その秘密はダイナーの食品倉庫にあった。その倉庫と過去がつながっている。そこは2011年の世界だけれど、倉庫から1958年の同じ場所に移動することができた。ただしいくつかルールがある。
(1)いつ行っても、1958年の8月の同じ場所に着く。もし2011年に戻っても、次に行くときはまた同じ日になっている。
(2)本当の過去なので、出来事を変更することができる。例えば家族を事故死から救うとか。だけど一度2011年に戻ってからもう一度1958年に移動すると、すべてがリセットされてしまう。だからまた家族は事故に遭う。
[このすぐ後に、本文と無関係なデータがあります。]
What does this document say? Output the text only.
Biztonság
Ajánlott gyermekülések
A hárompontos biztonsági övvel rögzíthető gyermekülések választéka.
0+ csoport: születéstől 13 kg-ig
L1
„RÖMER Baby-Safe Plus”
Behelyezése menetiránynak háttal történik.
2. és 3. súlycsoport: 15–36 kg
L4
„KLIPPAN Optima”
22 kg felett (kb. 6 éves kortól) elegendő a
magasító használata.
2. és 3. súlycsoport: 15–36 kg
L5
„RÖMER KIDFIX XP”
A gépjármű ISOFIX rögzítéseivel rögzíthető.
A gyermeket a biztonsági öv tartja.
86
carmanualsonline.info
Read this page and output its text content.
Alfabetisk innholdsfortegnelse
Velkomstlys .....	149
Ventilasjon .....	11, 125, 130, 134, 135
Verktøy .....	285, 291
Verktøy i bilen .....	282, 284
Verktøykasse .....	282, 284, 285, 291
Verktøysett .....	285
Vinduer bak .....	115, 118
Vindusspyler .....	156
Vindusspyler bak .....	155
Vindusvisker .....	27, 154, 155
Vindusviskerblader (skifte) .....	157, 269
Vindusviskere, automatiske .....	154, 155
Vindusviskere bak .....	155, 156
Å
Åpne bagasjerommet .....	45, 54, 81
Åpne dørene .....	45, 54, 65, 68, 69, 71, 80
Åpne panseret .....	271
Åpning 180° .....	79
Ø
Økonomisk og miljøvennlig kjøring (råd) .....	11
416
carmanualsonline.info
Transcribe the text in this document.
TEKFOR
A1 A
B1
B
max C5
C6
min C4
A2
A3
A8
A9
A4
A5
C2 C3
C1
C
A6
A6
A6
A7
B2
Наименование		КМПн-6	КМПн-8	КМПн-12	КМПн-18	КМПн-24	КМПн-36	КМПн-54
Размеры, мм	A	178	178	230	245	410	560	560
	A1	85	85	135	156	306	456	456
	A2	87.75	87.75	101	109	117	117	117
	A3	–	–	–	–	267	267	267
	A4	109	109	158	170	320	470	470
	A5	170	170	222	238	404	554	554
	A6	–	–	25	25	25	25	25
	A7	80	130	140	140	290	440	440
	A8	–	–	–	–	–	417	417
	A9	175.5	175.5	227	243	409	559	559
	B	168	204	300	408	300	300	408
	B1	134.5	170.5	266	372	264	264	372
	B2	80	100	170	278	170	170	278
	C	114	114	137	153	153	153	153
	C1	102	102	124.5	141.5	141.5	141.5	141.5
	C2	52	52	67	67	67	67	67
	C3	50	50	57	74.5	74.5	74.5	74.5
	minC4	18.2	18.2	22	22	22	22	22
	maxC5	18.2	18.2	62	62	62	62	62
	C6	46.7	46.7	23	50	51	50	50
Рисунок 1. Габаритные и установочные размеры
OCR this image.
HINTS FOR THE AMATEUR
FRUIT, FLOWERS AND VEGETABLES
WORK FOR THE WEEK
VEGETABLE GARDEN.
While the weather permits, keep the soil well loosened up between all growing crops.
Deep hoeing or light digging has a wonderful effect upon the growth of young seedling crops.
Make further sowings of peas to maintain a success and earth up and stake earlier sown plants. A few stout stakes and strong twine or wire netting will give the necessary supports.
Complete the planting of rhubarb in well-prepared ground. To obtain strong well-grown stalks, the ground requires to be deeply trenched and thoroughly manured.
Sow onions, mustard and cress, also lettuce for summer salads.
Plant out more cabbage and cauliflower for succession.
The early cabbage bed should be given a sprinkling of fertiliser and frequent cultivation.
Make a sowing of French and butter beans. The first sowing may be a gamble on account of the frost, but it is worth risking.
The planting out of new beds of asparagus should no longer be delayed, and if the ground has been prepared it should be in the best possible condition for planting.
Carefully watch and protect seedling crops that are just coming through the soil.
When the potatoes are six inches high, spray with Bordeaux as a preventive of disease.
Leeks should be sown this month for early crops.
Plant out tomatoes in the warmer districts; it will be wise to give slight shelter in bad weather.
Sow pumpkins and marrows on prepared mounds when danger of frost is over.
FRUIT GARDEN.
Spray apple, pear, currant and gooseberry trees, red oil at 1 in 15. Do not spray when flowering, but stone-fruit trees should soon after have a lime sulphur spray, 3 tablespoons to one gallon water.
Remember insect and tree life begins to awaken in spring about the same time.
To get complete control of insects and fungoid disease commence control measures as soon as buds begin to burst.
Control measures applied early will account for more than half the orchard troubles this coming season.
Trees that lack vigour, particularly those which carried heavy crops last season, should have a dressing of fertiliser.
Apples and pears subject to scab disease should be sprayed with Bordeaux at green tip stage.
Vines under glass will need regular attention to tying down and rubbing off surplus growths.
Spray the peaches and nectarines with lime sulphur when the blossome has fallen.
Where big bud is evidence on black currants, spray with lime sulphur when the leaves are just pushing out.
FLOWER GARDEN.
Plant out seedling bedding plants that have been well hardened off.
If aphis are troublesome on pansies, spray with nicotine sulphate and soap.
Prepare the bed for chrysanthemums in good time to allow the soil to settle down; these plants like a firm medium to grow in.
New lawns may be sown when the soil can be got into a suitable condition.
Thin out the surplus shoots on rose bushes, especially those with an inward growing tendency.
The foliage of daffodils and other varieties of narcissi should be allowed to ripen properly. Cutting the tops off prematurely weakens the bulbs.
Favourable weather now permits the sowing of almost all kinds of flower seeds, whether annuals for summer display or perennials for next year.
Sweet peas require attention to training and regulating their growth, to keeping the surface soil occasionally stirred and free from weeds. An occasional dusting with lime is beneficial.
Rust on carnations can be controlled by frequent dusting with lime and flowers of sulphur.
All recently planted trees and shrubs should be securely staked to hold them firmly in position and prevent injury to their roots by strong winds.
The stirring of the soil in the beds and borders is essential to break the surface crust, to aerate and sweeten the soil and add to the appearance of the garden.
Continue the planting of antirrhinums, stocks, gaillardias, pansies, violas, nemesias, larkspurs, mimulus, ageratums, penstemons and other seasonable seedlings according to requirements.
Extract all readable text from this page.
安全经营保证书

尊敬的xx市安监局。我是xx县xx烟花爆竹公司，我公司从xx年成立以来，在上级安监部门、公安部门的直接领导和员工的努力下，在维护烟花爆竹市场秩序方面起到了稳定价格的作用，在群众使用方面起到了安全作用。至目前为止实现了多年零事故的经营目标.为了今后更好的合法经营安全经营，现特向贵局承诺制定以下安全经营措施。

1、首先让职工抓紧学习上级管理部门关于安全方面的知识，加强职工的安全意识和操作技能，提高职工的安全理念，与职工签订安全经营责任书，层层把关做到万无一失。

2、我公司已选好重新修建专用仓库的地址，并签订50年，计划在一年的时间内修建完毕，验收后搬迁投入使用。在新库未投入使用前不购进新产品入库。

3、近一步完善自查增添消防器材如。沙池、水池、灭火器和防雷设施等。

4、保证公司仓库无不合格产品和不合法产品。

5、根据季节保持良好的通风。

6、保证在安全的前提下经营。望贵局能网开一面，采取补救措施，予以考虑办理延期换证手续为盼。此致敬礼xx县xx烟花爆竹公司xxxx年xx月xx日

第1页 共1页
(3)1958年で何年過ごしても、2011年に戻ってきたときは2分しか経過していない。だからアルはたった1日で病気になっていた。
(4)そして最大のルールは、出来事を変えようとすると過去が妨害するということ。例えば誰かを助けようとしても、天候が急変したり、病気になったり、倒木があったりと、その行為を邪魔される。過去はすでに起きたことを変更することに抵抗する。これがこの物語を面白くしている。
アルが過去に行った理由は、JFKの暗殺を防ぐために犯人のオズワルドの行動を邪魔すること。だけど1958年から1963年まで過ごしているうち、ヘビースモーカーだったアルは肺がんになってしまった。それでオズワルドを止めることができないので、信頼できるジェイクにその願いを託すというのが上巻。
最初は疑っていたジェイクだけれど、実際に1958年に行って事実だと認める。そして彼の学校の用務員であるハリーという高齢の男性を助けることで、過去を変えられることを知る。子供時代に母親と兄弟を父親に殺されたハリーを救うことで、2011年に戻るとハリーはまったく違う人生を送っていた。
ところがハリー障害者になることは避けられ、さらに母親と妹は寿命を全うすることができた。でもハリー自身は健康であったことで、ベトナム戦争で戦死してしまう。ジェイクが過去を変えなければ、彼は高齢まで生きることができたのに。
そこでアルに代わってJFKの暗殺を防ごうとする。なぜならケネディ大統領が生きていたら、ベトナム戦争があれほど泥沼化しないと確信できたから。ハリーを救うためにも、ジェイクはもう一度1958年に向かう。ここまでが上巻のストーリー。
著者のファンとして最高だったのは、1958年に子供のハリーを助ける場面。なんと場所はメイン州のデリーという架空の街。今年の秋に続編が公開される『IT』のファンならその名前を知っているはず。ピエロの化け物が子供を殺した街がデリーだから。
1958年といえば、『IT』に登場する子供たちが初めてペニーワイズと戦った年。そして『IT』で活躍したべバリーとリッチがこの物語でも登場する。ジェイクが二人に道を尋ねるという設定。すでに1958年の夏は終わっていたので、ベバリーたちはピエロに勝利した直後のこと。
だけどその30年後にはまたデリーでペニーワイズと戦うことになる。それが今年に公開される映画の続編。とにかくボクにとっては大好きなキャラが特別出演したので、この物語がさらに好きになってしまった。
面白すぎて興奮したので、つい長いブログになっちゃったなぁ。とにかく中巻と下巻を読むのが楽しみ。しばらくはタイムトラベルの世界を堪能したいと思う。